Wednesday, April 7, 2010
Becoming Grace Kelly
In 1953, Alfred Hitchcock was searching for a female lead for a film he was directing at Warner Bros., Dial M for Murder. While looking for an actress to cast, he reviewed an old screen test Kelly had done at Twentieth Century Fox and watched Mogambo. While Hitchcock thought Kelly was stiff, if not a bit wooden, he saw that she had potential. Almost immediately, the master of suspense started to mold Kelly into the prototypical cool Hitchcock blond. When Dial M for Murder was released, the reviews were good, some even thinking it better than the stage play upon which it was based. This time, Crowther mentioned Kelly in the sixth paragraph (out of seven) of his review saying, “Grace Kelly does a nice job of acting the wife's bewilderment, terror and grief.” From the likes of Crowther, that was absolutely glowing praise.

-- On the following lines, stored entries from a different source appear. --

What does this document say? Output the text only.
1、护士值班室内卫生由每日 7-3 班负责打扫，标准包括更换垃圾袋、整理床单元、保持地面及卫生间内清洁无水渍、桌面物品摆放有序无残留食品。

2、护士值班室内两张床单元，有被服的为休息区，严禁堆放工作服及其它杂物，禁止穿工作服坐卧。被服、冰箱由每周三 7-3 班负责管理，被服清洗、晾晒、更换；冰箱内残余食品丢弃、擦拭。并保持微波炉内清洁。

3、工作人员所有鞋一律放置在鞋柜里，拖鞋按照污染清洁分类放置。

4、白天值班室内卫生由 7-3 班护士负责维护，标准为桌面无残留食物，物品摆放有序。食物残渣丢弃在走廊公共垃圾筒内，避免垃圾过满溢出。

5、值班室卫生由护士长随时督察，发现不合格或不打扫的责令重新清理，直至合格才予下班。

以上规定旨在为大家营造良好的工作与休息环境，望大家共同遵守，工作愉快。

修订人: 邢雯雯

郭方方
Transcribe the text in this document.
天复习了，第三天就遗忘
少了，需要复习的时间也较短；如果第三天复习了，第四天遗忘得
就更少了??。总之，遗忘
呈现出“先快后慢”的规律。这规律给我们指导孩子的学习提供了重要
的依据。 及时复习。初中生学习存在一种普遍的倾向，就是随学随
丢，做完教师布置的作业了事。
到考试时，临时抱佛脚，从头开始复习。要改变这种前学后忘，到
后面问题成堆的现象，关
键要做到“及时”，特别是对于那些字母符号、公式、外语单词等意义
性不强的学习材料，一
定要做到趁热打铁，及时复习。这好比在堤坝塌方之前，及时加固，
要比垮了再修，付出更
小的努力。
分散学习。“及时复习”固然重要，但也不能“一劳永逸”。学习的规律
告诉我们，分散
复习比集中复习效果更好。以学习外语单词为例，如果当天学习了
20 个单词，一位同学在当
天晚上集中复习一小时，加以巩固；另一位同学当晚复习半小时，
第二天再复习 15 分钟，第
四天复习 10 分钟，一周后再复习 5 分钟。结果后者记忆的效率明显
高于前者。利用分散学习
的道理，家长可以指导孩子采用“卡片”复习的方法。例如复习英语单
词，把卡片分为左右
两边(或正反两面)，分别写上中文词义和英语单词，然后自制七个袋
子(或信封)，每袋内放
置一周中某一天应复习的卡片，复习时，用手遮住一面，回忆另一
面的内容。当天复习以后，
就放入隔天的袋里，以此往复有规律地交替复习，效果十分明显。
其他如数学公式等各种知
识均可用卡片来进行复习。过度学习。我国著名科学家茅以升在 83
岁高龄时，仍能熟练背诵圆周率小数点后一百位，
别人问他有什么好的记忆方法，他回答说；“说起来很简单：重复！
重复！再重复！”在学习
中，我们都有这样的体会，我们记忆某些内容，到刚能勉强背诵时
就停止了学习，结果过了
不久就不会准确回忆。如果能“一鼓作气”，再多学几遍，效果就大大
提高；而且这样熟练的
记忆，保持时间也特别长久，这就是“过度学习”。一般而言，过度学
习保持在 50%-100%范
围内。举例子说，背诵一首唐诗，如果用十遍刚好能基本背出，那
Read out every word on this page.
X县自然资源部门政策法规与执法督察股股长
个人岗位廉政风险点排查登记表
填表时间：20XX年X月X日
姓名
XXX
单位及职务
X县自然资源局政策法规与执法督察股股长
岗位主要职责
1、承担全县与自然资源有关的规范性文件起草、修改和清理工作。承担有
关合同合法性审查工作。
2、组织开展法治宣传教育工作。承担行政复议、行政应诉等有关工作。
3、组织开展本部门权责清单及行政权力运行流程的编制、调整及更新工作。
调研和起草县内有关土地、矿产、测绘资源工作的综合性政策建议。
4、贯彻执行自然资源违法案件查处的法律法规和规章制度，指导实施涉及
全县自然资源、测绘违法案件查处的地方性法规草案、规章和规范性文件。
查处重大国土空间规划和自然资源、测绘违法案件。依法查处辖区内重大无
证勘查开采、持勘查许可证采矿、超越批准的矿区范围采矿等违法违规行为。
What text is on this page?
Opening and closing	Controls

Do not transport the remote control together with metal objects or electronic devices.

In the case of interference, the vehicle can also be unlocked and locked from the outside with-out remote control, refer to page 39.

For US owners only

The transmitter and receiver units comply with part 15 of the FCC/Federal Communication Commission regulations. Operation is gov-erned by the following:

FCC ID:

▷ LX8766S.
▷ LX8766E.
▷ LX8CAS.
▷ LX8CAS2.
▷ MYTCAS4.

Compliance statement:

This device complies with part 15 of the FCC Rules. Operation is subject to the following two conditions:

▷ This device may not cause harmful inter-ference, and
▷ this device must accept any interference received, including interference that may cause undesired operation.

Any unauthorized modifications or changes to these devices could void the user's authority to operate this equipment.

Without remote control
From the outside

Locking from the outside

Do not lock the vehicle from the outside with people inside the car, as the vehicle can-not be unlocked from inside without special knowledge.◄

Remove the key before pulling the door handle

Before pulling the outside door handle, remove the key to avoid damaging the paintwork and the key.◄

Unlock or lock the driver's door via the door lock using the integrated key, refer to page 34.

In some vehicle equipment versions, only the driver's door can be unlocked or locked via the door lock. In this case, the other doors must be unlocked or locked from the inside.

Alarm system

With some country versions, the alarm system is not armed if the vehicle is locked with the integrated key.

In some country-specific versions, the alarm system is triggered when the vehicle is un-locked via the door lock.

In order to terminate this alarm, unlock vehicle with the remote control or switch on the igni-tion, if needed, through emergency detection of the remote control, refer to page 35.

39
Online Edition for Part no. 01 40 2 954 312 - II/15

Once again, Hitchcock took complete control of Kelly’s image and introduced her to screenwriter, John Michael Hayes. As Hayes would state in an interview before his death in 2008, Hitchcock asked him to get to know Kelly and study her speech patterns. Hayes was instructed to write dialogue that would seem natural coming out of Kelly’s mouth. Hitchcock thought (and rightly so) that if Kelly collaborated with Hayes on some of her dialogue, her characterization would avoid the stiffness of some of her earlier roles. The fact that Hayes’s wife was a former model made him the perfect person to write for Kelly.
When Rear Window opened at the Rivoli in August of 1954, 2,000 people attended the premier, a benefit for the American-Korean Foundation. It was an immediate commercial and critical success and people took notice of Grace Kelly in what would become an iconic role for the then 25-year-old actress.